6. The SLC team shares planning time in common. Common planning time facilitates collaboration among interdisciplinary team members. Research frequently identifies common planning time as a feature of successful teaming and academic programs linked to positive student outcomes (Felner et al., 1997; McPartland et al., 1998; Newmann et al., 2001a, 2001b; Oxley, 1997b). This is a nearly constant item on short lists of SLC practices necessary for maintaining a focus on instructional improvements (e.g., see Northwest Regional Educational Laboratory, 2003).


7. SLCs partner with parents and community stakeholders. The SLC concept of teaching and learning rests on the view that optimal teaching occurs in a context in which teachers, students, parents, and community partners know each other and share a commitment to the school’s mission (Bryk & Driscoll, 1988; Oxley, 1994b), and teachers in successful SLCs create a broad web of such collaborative relationships. The broad base of collaboration serves to expand teachers’ knowledge of students’ learning needs and the means to increase the coherence and authenticity of students’ educational experiences.


8. The SLC has building space sufficient to create a base for collaboration. Research repeatedly finds that the physical proximity of the interdisciplinary team’s classrooms to one another is instrumental to key SLC functions. Physical proximity of teachers’ classrooms facilitates teacher collaboration (Christman et al., 1997; Wasley et al., 2000), promotes interaction among teachers and students (Ancess, 1995; Oxley, 1990), and helps to establish a separate identity and sense of community among members (Raywid, 1996). SLCs that provide a space where team teachers and their students can interact before and after class generates a feeling of belonging and a clear sense that teachers care about students, that “students learn that a school can be both educational and personal” (Ancess, 1995, p. 8).

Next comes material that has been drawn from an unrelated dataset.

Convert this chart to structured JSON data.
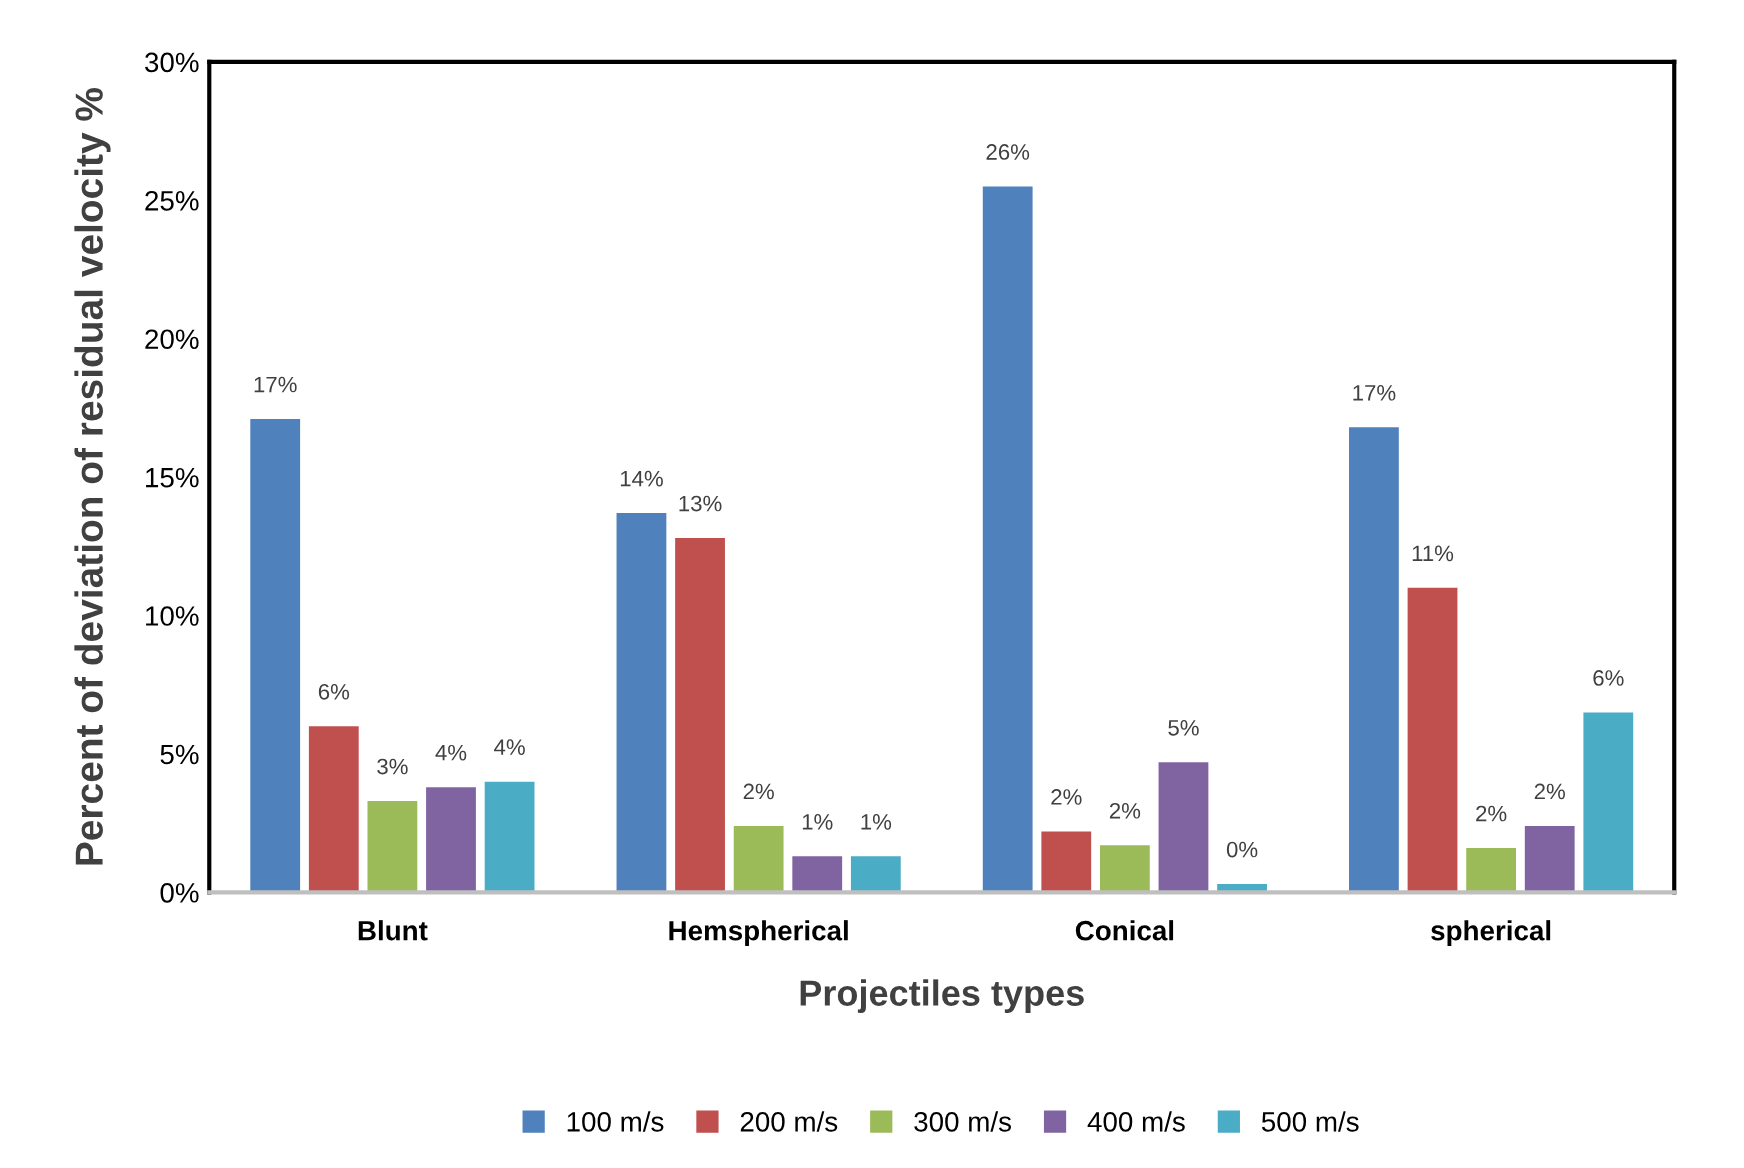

9. Small learning community admission is driven by student and teacher choice. Research on and practice in SLCs indicate that their success largely depends on a self-chosen membership that shares a commitment to the SLC’s unique focus or mission (Allen, 2001; Ancess, 1995; Cook, 2000; Meier, 1995). Students’ ability to choose their SLC is consistent with a student-centered approach to education. Students’ exercise of choice of SLCs places a premium on informing middle-school students about high-school SLC programs. Student choice also challenges teachers to develop a set of SLC programs that responds to students’ interests and offers equal challenges and opportunities for success.


10. Small learning community offerings attract a diverse group of students.

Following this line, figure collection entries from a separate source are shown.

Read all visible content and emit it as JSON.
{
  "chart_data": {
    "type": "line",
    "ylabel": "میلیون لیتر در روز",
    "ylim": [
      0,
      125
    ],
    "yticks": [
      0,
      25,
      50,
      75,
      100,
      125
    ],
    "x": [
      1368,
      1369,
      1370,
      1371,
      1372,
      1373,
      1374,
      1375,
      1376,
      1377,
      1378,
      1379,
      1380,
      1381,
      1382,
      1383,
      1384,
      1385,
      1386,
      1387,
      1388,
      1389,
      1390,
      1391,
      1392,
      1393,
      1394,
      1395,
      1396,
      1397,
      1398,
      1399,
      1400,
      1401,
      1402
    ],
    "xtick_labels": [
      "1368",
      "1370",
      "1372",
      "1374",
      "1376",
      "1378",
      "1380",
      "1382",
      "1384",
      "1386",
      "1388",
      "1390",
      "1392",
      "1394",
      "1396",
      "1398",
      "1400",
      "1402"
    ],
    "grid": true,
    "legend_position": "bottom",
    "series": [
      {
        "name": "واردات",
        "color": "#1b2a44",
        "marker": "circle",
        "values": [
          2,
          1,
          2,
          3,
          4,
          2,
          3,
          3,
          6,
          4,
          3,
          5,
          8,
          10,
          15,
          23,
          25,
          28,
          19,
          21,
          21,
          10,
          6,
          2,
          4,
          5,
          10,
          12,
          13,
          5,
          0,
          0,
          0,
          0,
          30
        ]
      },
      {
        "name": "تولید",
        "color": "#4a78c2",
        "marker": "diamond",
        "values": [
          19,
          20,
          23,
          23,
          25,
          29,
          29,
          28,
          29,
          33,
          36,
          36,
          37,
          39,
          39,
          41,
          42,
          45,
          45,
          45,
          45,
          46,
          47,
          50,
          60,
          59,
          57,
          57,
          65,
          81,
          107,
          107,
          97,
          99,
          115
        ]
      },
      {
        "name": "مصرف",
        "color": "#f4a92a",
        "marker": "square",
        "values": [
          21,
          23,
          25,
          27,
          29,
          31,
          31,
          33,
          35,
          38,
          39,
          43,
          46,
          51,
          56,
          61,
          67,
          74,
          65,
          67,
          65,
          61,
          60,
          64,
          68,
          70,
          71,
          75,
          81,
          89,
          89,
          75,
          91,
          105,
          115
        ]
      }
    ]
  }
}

The SLC staff members’ ability to hold high academic standards for all students and to provide students an equal opportunity to succeed is vital. Randomly assigning students to SLCs neither ensures equal standards and opportunities nor engenders the kind of student motivation and interest that curricular themes do. . Successful SLCs are organized around curricular and instructional programs that appeal to diverse groups of students (Meier, 1995; Raywid, 1996).


Other key research based practices include the following:


School and District Accommodations

· School administrators have particular assignments within each SLC.

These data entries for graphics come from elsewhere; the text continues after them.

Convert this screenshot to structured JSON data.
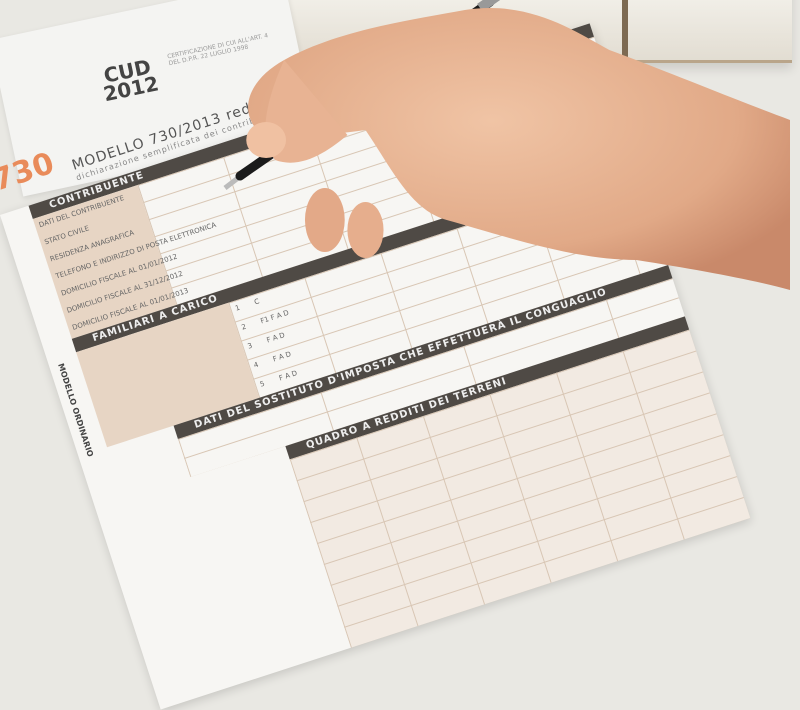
{
  "scene": {
    "colors": {
      "background": "#e9e8e3",
      "form_tan": "#e7d5c4",
      "form_band": "#4f4a45",
      "logo_orange": "#e98b5a",
      "skin": "#e7b594",
      "pen": "#1b1b1b"
    },
    "cud": {
      "logo_line1": "CUD",
      "logo_line2": "2012",
      "certification": "CERTIFICAZIONE DI CUI ALL'ART. 4 DEL D.P.R. 22 LUGLIO 1998"
    },
    "form": {
      "logo": "730",
      "title": "MODELLO 730/2013 redditi 2012",
      "subtitle": "dichiarazione semplificata dei contribuenti",
      "side_label": "MODELLO ORDINARIO",
      "sections": [
        "CONTRIBUENTE",
        "FAMILIARI A CARICO",
        "DATI DEL SOSTITUTO D'IMPOSTA CHE EFFETTUERÀ IL CONGUAGLIO",
        "QUADRO A REDDITI DEI TERRENI"
      ],
      "fields": [
        "DATI DEL CONTRIBUENTE",
        "STATO CIVILE",
        "RESIDENZA ANAGRAFICA",
        "TELEFONO E INDIRIZZO DI POSTA ELETTRONICA",
        "DOMICILIO FISCALE AL 01/01/2012",
        "DOMICILIO FISCALE AL 31/12/2012",
        "DOMICILIO FISCALE AL 01/01/2013"
      ],
      "family_rows": [
        "1",
        "2",
        "3",
        "4",
        "5"
      ],
      "family_codes": [
        "C",
        "F1 F A D",
        "F A D",
        "F A D",
        "F A D"
      ]
    }
  }
}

· Counseling staff members have specific SLC assignments

· Special educators and remediation specialists have specific SLC assignments

· Academic department goals are aligned with SLC goals and needs

· Class scheduling and staffing are adjusted to enable SLC teams to establish innovative curriculum and instructional programs.

· Dropout programs and tracked courses are adjusted to increase student choice and academic challenge across all programs and SLCs.

· School improvement goals are aligned with SLC goals and needs.

· Small learning communities are represented in school governance structures.

· School and district provisions for staff planning and development accommodate SLC needs.

Curriculum & Instruction

· The SLC offers an authentic course of study.

· The SLC has a rigorous, standards-based curriculum.

· Teacher teams actively collaborate on curriculum and instruction and student progress.

· Active, authentic (student-centered) work occurs (including collaboration with community partners).

· Teams make innovative, flexible use of time and space to meet the needs of all students.

· Teachers advise and mentor students and collaborate with parents.

· Teams reflect on practice and engage in continuous improvement with stakeholders and other critical friends.

· Teams set and pursue professional development goals that accord with SLC improvement needs.